Em São Paulo, o conjunto Japurá, em frente à Câmara Municipal, foi outra iniciativa a incorporar a ideia de habitação mínima. Erguido em 1942, ao mesmo tempo em que era construída na França a Unidade Habitacional de Marselha –exemplo maior da "máquina de morar" preconizada por seu arquiteto, Le Corbusier–, o empreendimento do Iapi inovou ao levar moradia popular para o centro.

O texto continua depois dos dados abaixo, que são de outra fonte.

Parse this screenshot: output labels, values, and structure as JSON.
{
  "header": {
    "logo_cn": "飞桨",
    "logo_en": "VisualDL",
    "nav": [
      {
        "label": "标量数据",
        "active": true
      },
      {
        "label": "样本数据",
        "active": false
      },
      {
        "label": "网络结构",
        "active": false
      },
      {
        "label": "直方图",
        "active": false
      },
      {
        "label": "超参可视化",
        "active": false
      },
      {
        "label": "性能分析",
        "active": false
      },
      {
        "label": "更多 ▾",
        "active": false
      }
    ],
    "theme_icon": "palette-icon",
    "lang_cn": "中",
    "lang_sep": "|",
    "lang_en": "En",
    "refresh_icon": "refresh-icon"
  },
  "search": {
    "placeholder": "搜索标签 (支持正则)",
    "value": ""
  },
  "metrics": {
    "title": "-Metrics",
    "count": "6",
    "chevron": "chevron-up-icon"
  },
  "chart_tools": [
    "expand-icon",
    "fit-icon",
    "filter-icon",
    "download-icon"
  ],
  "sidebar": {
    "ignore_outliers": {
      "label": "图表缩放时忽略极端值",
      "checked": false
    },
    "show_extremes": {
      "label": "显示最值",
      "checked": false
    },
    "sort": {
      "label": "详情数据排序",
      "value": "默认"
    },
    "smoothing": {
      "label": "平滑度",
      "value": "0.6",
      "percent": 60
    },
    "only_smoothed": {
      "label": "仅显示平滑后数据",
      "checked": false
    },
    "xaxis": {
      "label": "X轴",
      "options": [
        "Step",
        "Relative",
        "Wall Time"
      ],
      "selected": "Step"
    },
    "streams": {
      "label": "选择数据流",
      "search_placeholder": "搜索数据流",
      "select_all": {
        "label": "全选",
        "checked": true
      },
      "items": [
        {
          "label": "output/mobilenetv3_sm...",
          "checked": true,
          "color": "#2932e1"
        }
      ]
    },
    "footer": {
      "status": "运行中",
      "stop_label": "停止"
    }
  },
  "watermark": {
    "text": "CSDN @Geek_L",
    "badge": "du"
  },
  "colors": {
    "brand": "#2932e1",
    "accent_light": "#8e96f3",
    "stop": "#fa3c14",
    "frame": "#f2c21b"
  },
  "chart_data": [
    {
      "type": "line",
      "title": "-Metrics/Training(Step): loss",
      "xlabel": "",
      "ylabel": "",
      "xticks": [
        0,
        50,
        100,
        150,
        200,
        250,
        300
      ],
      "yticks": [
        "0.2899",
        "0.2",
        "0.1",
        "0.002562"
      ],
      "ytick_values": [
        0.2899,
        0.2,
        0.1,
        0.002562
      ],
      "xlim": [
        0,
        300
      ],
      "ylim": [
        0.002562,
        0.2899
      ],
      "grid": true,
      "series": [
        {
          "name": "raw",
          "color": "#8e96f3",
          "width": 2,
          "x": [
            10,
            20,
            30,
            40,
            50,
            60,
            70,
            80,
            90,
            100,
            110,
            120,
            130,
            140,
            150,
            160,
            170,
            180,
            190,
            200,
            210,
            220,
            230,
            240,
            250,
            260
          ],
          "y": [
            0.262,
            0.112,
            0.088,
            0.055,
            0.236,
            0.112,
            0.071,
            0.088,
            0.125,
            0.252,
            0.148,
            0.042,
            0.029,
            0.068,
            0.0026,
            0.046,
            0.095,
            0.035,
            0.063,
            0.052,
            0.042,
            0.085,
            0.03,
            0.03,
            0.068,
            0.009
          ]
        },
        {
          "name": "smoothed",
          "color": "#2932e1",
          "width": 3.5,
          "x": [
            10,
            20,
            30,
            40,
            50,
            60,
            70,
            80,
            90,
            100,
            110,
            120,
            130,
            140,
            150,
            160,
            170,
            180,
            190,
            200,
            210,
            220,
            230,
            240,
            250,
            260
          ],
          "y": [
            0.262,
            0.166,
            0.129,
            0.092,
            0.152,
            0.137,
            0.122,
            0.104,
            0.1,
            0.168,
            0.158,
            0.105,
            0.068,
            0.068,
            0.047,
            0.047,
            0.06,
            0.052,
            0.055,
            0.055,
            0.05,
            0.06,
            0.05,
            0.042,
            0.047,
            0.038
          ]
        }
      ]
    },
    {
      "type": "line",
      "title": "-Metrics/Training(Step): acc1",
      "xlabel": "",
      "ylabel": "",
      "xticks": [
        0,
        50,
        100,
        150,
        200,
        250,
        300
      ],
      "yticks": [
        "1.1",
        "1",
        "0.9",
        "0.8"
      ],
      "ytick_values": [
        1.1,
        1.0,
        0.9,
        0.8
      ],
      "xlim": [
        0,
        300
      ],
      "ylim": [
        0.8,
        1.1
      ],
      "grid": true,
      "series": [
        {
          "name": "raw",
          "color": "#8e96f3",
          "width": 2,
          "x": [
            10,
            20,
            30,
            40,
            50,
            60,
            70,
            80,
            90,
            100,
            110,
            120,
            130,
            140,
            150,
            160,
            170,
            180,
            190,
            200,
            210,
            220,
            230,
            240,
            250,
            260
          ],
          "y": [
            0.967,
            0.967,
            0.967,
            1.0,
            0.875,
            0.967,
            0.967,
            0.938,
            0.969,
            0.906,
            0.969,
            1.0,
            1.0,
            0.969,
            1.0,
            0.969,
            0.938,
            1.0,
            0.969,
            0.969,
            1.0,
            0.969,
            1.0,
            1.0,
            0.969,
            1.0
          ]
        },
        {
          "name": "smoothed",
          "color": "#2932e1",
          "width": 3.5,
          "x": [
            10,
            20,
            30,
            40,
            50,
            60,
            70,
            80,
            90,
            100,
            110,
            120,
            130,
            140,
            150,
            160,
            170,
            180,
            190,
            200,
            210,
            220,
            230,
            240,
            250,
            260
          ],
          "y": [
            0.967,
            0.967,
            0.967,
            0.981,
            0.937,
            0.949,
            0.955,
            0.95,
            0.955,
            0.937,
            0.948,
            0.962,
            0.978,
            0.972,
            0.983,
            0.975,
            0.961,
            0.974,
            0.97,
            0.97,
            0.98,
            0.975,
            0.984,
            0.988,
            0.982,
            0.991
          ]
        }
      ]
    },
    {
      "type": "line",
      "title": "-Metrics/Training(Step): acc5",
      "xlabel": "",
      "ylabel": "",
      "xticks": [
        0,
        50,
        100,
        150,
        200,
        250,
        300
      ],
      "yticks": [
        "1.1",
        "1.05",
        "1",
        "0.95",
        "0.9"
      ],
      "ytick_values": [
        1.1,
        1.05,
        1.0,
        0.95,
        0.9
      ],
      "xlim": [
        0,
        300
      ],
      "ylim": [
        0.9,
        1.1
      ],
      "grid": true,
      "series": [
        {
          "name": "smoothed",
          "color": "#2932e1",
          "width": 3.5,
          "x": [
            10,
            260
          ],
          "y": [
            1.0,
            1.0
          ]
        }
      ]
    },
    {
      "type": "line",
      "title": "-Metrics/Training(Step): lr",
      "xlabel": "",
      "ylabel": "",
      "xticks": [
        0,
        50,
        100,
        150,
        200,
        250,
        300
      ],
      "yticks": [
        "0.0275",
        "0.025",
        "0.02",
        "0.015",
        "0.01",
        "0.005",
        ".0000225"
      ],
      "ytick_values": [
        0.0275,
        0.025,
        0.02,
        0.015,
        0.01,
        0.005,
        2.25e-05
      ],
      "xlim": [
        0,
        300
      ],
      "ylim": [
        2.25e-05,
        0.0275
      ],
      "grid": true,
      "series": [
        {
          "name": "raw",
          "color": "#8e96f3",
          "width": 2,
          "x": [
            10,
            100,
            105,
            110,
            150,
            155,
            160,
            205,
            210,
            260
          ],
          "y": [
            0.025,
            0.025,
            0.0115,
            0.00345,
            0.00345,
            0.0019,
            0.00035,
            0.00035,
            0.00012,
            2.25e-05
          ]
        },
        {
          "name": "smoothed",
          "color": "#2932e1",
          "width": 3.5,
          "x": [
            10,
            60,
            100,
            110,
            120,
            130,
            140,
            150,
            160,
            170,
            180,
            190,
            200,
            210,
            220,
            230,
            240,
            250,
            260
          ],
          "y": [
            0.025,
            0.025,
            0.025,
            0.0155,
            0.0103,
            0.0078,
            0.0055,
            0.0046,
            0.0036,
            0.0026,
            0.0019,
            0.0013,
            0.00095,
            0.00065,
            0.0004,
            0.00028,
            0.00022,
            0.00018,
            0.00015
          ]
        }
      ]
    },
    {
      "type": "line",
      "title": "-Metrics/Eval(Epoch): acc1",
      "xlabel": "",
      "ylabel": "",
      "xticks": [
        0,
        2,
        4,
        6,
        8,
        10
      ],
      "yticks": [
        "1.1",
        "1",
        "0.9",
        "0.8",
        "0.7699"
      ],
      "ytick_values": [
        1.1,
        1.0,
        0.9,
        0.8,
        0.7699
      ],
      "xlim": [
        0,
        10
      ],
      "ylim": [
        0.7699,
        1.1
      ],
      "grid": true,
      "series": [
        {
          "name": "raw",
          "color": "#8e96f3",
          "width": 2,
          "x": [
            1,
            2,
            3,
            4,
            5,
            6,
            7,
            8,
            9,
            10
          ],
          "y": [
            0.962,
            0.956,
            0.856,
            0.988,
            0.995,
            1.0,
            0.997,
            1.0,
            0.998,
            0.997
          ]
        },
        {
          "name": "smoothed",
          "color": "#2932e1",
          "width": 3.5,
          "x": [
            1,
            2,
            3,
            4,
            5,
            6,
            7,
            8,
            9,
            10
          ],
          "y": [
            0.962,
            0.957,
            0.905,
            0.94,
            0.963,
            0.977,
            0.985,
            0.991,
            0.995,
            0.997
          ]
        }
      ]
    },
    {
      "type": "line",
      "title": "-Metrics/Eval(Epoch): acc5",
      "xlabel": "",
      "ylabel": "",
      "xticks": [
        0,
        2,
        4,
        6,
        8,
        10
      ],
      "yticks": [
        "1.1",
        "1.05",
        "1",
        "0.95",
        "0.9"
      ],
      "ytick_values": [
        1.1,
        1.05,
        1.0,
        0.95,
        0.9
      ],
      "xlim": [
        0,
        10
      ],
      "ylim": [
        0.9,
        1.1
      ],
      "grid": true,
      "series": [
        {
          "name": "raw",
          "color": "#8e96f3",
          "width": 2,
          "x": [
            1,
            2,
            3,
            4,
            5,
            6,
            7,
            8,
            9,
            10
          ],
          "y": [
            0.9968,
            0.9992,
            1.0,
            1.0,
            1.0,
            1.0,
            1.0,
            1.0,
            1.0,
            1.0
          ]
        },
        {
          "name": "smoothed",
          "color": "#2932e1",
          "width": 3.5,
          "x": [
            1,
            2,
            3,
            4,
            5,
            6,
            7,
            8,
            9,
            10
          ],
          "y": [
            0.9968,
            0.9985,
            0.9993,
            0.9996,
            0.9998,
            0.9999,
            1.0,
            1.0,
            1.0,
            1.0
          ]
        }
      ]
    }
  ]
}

A questão em torno da localização dos conjuntos sociais não é menor. Ela se reproduz no modelo vigente hoje no Minha Casa, Minha Vida, cujos empreendimentos ficam em áreas apartadas da cidade das classes médias e altas.

Como assinala a obra de Bonduki e Koury, o equacionamento desses dilemas passa por uma arquitetura mais ciente de seu papel social, em contraste com propostas submetidas apenas à lógica do mercado.

VANESSA CORREA, 39, jornalista especializada em arquitetura e urbanismo, assina o blog Seres Urbanos na Folha (seresurbanos.blogfolha.uol.com.br).